Re: [Boost-bugs] [Boost C++ Libraries] #3103: Allow using libraries without separately compiling them

Subject: Re: [Boost-bugs] [Boost C++ Libraries] #3103: Allow using libraries without separately compiling them
From: Boost C++ Libraries (noreply_at_[hidden])
Date: 2009-06-08 17:17:26

#3103: Allow using libraries without separately compiling them
  Reporter: eckhardt | Owner:
      Type: Feature Requests | Status: new
 Milestone: To Be Determined | Component: Building Boost
   Version: | Severity: Problem
Resolution: | Keywords:

Comment(by eckhardt):

> "it's up to the user to make sure that it's exactly done once"
> This seems like a supremely bad idea to me, and so does asking users to
 #include "something.cpp"

 Why? It's not complicated, it doesn't give erratic and hard-to-diagnose
 runtime behaviour when done wrong.

> What is the advantage of asking users to #include a file and then
 compile it, rather
> than just compiling it?"

 There is none per se. One important thing however is that this file
 ideally doesn't change name or location, which can't be said about the
 implementation files of a library within Boost.

> Wouldn't it achieve the same goals, without being needlessly
 unconventional, to make
> it easier for users to compile the sources into their app directly?"

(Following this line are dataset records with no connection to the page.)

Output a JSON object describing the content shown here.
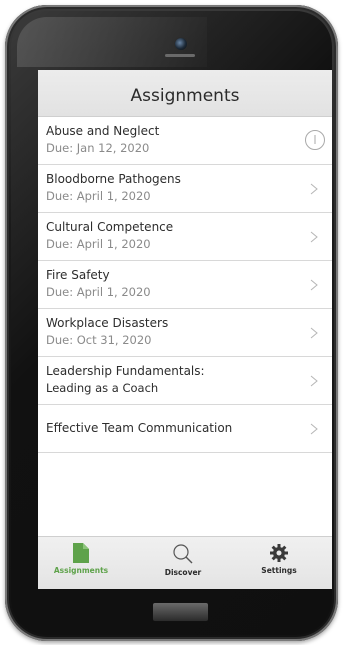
{
  "header": {
    "title": "Assignments"
  },
  "assignments": [
    {
      "title": "Abuse and Neglect",
      "subtitle": "Due: Jan 12, 2020",
      "trailing_icon": "info-icon"
    },
    {
      "title": "Bloodborne Pathogens",
      "subtitle": "Due: April 1, 2020",
      "trailing_icon": "chevron-right-icon"
    },
    {
      "title": "Cultural Competence",
      "subtitle": "Due: April 1, 2020",
      "trailing_icon": "chevron-right-icon"
    },
    {
      "title": "Fire Safety",
      "subtitle": "Due: April 1, 2020",
      "trailing_icon": "chevron-right-icon"
    },
    {
      "title": "Workplace Disasters",
      "subtitle": "Due: Oct 31, 2020",
      "trailing_icon": "chevron-right-icon"
    },
    {
      "title": "Leadership Fundamentals:",
      "title_line2": "Leading as a Coach",
      "trailing_icon": "chevron-right-icon"
    },
    {
      "title": "Effective Team Communication",
      "trailing_icon": "chevron-right-icon"
    }
  ],
  "tabbar": {
    "tabs": [
      {
        "label": "Assignments",
        "icon": "document-icon",
        "active": true
      },
      {
        "label": "Discover",
        "icon": "search-icon",
        "active": false
      },
      {
        "label": "Settings",
        "icon": "gear-icon",
        "active": false
      }
    ]
  },
  "colors": {
    "active_tab": "#5ea24a",
    "text_primary": "#2d2d2d",
    "text_secondary": "#8a8a8a",
    "divider": "#d8d8d8"
  }
}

 Actually, I don't care about being unconventional, I call that innovation.
 What I do care about is making it easy for users to compile the sources
 into their application, and I can't find an easier way than "#include
 <boost/foo/compile_in_place.cpp>". Seriously, if you can propose a way
 that is as universal and as easy to use I'm happy to redraw my request,
 but up to now I don't see one.

  * The proposal to use a makefile fragment is also not enough. Some people
 don't even know how to run their compiler via commandline, let alone what
 a makefile is, because they are using a different build system.
  * Using bjam suffers the same problems and I personally haven't found my
 way around bjam yet, even after using it it still seems very intimidating
 and complicated to me. Maybe that's just me though.
  * Providing build integration fragments and instructions for everything
 including the kitchen sink is a maintenance nightmare because it is next
 to impossible to automatically test it.
  * Copying the commands into their own build system is also not really
 easy. The problem is that you need to refer to some files that are found
 via the include path and then fed to the compiler. Several IDE build
 systems don't support variable substitution let alone accessing the
 configured paths of the builtin compiler. #include on the other hand does
 without any further work.
  * Why require a second build step for a separately compiled file? With my
 proposal, I can compile a program using e.g. Boost.Thread with a single
 compiler invocation and the only thing I have to adjust is the include
 path, which I have to adjust anyways and add a well-known stanza to the
 source file.

 Note to self: Add an FAQ section in the README!